Sur le bac ES, les propos du président ont provoqué — à nouveau — une foule de réactions indignées, et surtout, de corrections, par l'exemple, le chiffre, le témoignage. Il suffit de lire quelques commentaires sur econoclaste, pour faire un bon tour d'horizon du sujet, et retrouver des contre-exemples édifiants de ses propos. On y croise d'anciens bacheliers de tous types, et de nombreux correcteurs, rappelant les arguments en faveur de cette filière. Réaction corporatiste de profs menacés? Ce n'est pas aussi simple.

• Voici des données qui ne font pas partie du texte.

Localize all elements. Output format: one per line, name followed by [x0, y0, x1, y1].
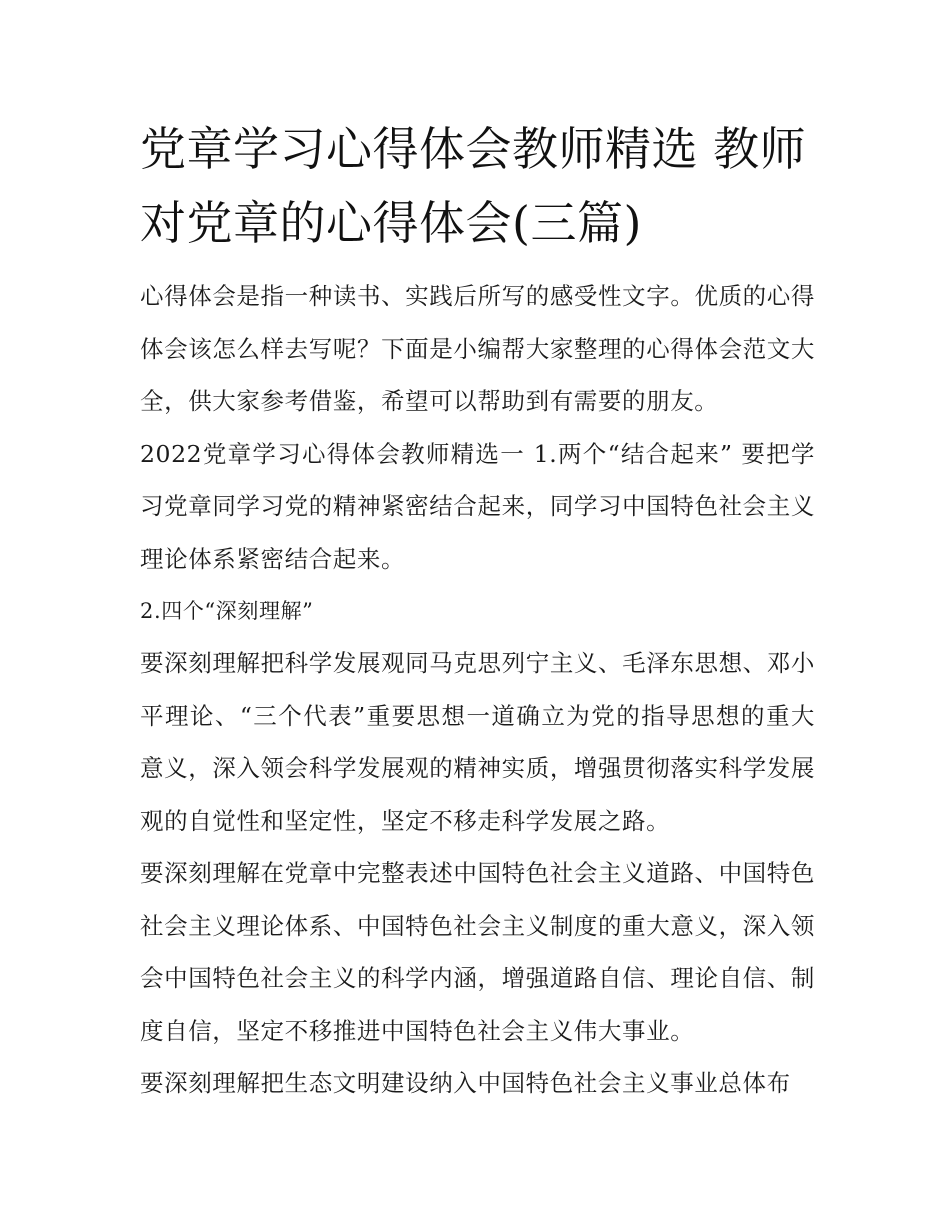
- document-title: 党章学习心得体会教师精选 教师对党章的心得体会(三篇): [140, 122, 807, 250]
- section-heading: 2.四个“深刻理解”: [140, 599, 314, 623]
- document-page: [140, 112, 815, 1110]
- body-paragraph: 要深刻理解把科学发展观同马克思列宁主义、毛泽东思想、邓小平理论、“三个代表”重要思想一道确立为党的指导思想的重大意义，深入领会科学发展观的精神实质，增强贯彻落实科学发展观的自觉性和坚定性，坚定不移走科学发展之路。: [140, 649, 815, 835]
- body-paragraph: 要深刻理解把生态文明建设纳入中国特色社会主义事业总体布: [140, 1069, 791, 1097]
- intro-paragraph: 心得体会是指一种读书、实践后所写的感受性文字。优质的心得体会该怎么样去写呢？下面是小编帮大家整理的心得体会范文大全，供大家参考借鉴，希望可以帮助到有需要的朋友。: [140, 282, 815, 415]
- body-paragraph: 要深刻理解在党章中完整表述中国特色社会主义道路、中国特色社会主义理论体系、中国特色社会主义制度的重大意义，深入领会中国特色社会主义的科学内涵，增强道路自信、理论自信、制度自信，坚定不移推进中国特色社会主义伟大事业。: [140, 859, 815, 1045]
- section-one-paragraph: 2022党章学习心得体会教师精选一 1.两个“结合起来” 要把学习党章同学习党的精神紧密结合起来，同学习中国特色社会主义理论体系紧密结合起来。: [140, 439, 815, 573]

De nombreux témoignages ne sont pas ceux de profs, mais de personnes de profils divers, qui témoignent de ce que Nicolas Sarkozy semble ne pas entendre: on peut réussir en ayant fait un bac ES (réussir signifiant ici ne pas devenir un abominable professeur marxiste et barbu à la fois). On est même au-delà de l'attachement avoué à une filière par ses anciens (phénomène naturel), mais dans un registre simple: la correction des faits. Et econoclaste n'est évidemment pas le seul espace concerné: le volume des commentaires sous l'article original du Monde, celui d'étudiants en prepa HEC, de profs... La trainée de poudre qu'engendre cette petite phrase est énorme.

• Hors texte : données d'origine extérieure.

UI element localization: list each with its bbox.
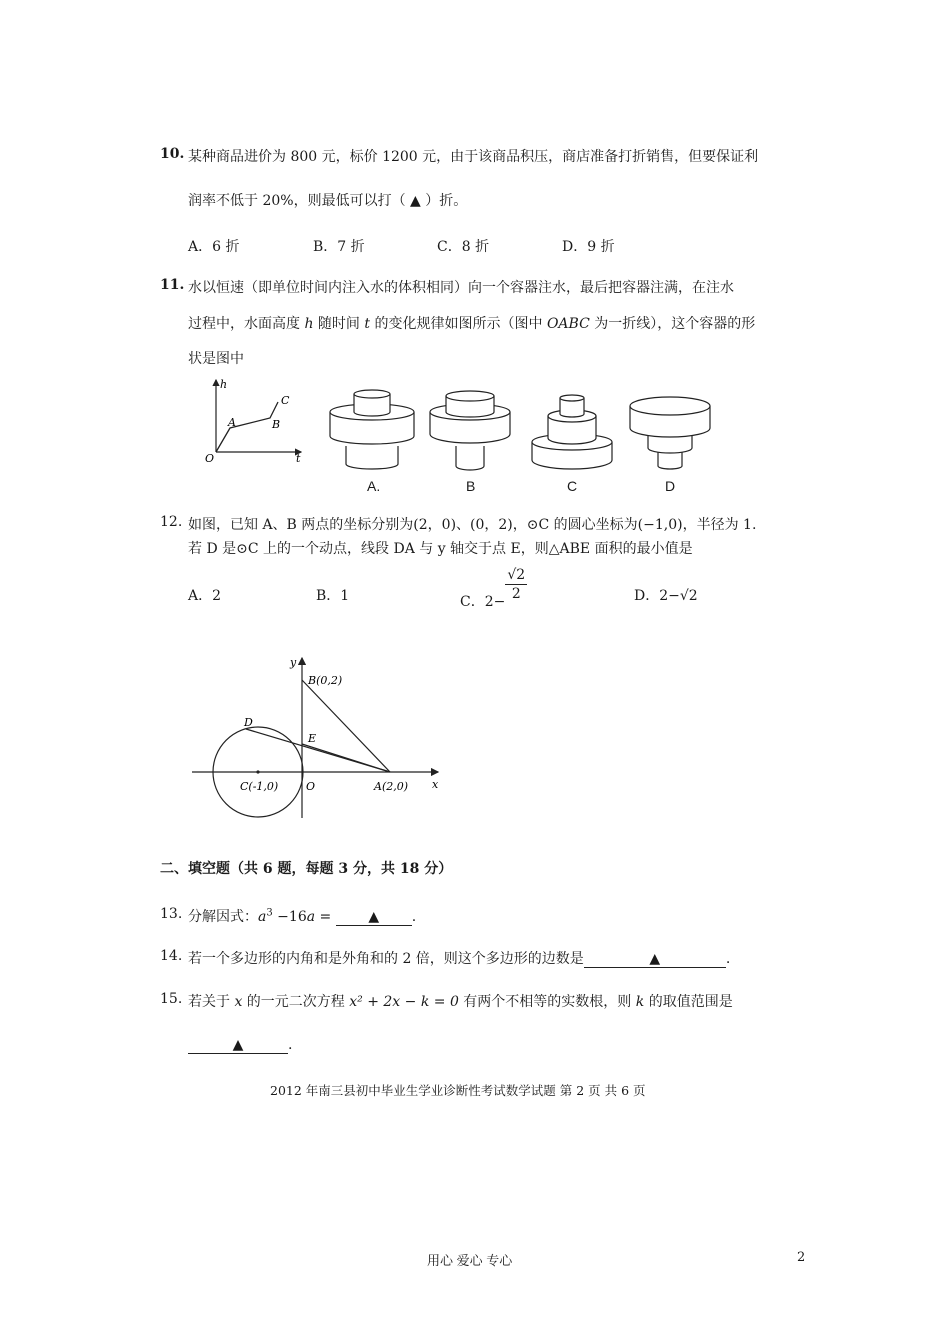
a-label: A [228, 416, 236, 429]
a-label: A(2,0) [374, 780, 409, 793]
q14-answer-blank[interactable]: ▲ [584, 951, 726, 968]
y-label: y [290, 656, 297, 669]
q13-answer-blank[interactable]: ▲ [336, 909, 412, 926]
section2-heading: 二、填空题（共 6 题，每题 3 分，共 18 分） [160, 861, 453, 877]
q12-text-line1: 如图，已知 A、B 两点的坐标分别为(2，0)、(0，2)，⊙C 的圆心坐标为(−1,0)，半径为 1. [188, 517, 757, 533]
shape-label-b: B [466, 478, 476, 494]
o-label: O [205, 452, 215, 465]
q10-text-line1: 某种商品进价为 800 元，标价 1200 元，由于该商品积压，商店准备打折销售，但要保证利 [188, 149, 759, 165]
q10-text-line2: 润率不低于 20%，则最低可以打（ ▲ ）折。 [188, 193, 468, 209]
bottom-center-text: 用心 爱心 专心 [427, 1253, 513, 1268]
h-label: h [220, 378, 228, 391]
q13-text: 分解因式：$a^3 -16a$ = ▲ . [188, 907, 417, 925]
q11-text-line2: 过程中，水面高度 h 随时间 t 的变化规律如图所示（图中 OABC 为一折线），这个容器的形 [188, 316, 756, 332]
b-label: B(0,2) [308, 674, 343, 687]
q12-option-b: B．1 [316, 588, 350, 604]
q15-answer-line: ▲ . [188, 1037, 292, 1054]
q12-number: 12. [160, 514, 183, 530]
page-number: 2 [797, 1250, 806, 1265]
container-b [430, 391, 510, 470]
q11-text-line3: 状是图中 [188, 351, 244, 367]
q15-answer-blank[interactable]: ▲ [188, 1037, 288, 1054]
container-a [330, 390, 414, 469]
shape-label-d: D [665, 478, 676, 494]
q11-height-time-graph [196, 376, 308, 466]
center-c-dot [256, 770, 259, 773]
x-label: x [432, 778, 439, 791]
q10-number: 10. [160, 146, 185, 162]
q10-option-b: B．7 折 [313, 239, 365, 255]
c-label: C [281, 394, 290, 407]
e-label: E [308, 732, 317, 745]
q13-number: 13. [160, 906, 183, 922]
b-label: B [272, 418, 281, 431]
container-c [532, 395, 612, 469]
q10-option-c: C．8 折 [437, 239, 490, 255]
shape-label-c: C [567, 478, 578, 494]
q12-text-line2: 若 D 是⊙C 上的一个动点，线段 DA 与 y 轴交于点 E，则△ABE 面积的最小值是 [188, 541, 693, 557]
q11-number: 11. [160, 277, 185, 293]
d-label: D [244, 716, 253, 729]
q15-number: 15. [160, 991, 183, 1007]
q12-option-a: A．2 [188, 588, 222, 604]
q10-option-d: D．9 折 [562, 239, 615, 255]
q12-coordinate-figure [190, 654, 450, 824]
q11-container-shapes [326, 384, 726, 474]
o-label: O [306, 780, 316, 793]
shape-label-a: A. [367, 478, 381, 494]
t-label: t [296, 452, 301, 465]
exam-footer: 2012 年南三县初中毕业生学业诊断性考试数学试题 第 2 页 共 6 页 [270, 1083, 646, 1098]
q14-number: 14. [160, 948, 183, 964]
oabc-polyline [216, 402, 281, 452]
q11-text-line1: 水以恒速（即单位时间内注入水的体积相同）向一个容器注水，最后把容器注满，在注水 [188, 280, 734, 296]
q12-option-d: D．2−√2 [634, 588, 698, 604]
q15-text: 若关于 x 的一元二次方程 x² + 2x − k = 0 有两个不相等的实数根，则 k 的取值范围是 [188, 994, 733, 1010]
c-label: C(-1,0) [240, 780, 279, 793]
container-d [630, 397, 710, 469]
q10-option-a: A．6 折 [188, 239, 240, 255]
q14-text: 若一个多边形的内角和是外角和的 2 倍，则这个多边形的边数是 ▲ . [188, 951, 731, 967]
q12-option-c: C．2− $\frac{√2}{2}$ [460, 567, 526, 610]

Facebook n'est évidemment pas aussi prolixe et subtil que la population qui fréquente éconoclaste. On y croise des groupes aux noms fleuris, comme ce «J'ai fait un Bac ES et j'emmerde Xavier Darcos», qui connaît un succès durable (gageons qu'un groupe plus centré sur la personne mobilisatrice de notre président devrait arriver rapidement). Dans ces espaces sociaux principalement constitués de jeunes, lycéens ou étudiants, on est clairement dans un registre autre: l'affirmation de la fierté, face à toutes les caricatures que véhicule une voie très sous-évaluée par l'autorité politique, est un moteur d'opinion et de regroupement particulièrement fort.
Le politique devrait repenser sa manière d'interagir. S'agit-il de se censurer? Certainement pas. Mais de peser. Une affirmation aussi péremptoire que la stigmatisation, sans preuves, sans argument réel, sans chiffre, produit de l'indignation et, assez rapidement, de la mobilisation. Les 150.000 bacheliers ES de l'année, leurs cohortes d'anciens ne comprennent pas. Ils le font savoir par une parole diffuse, ici et là. Sous peu, on peut imaginer qu'ils feront plus, par l'identification que leur permet le web. S'ils avaient moyen de voir combien ils sont nombreux, et que l'affaire était jugée d'importance, nul doute qu'ils agiraient.
Pour l'instant, le politique est souvent sauf, s'abritant derrière une négation du web. Il ne serait que rumeurs, insultes, informations non vérifiées, lie de la démocratie. Pourtant, c'est bien sur le web qu'on retrouve, de la bouche de nombreux blogueurs, ou journalistes, des corrections à ces affirmations rapides, portées par l'autorité, loin du web. Web qui joue ici pleinement son rôle de correction: le bac ES, après tout, n'a rien, en soi, des immenses tares dont on l'affuble... Charge à ceux qui aspirent à ne plus être stigmatisés par «les internautes», de ne pas porter le fer trop tôt...
(Disclosure : l'auteur de cet article a fait un bac B, ancêtre du bac ES, par choix.)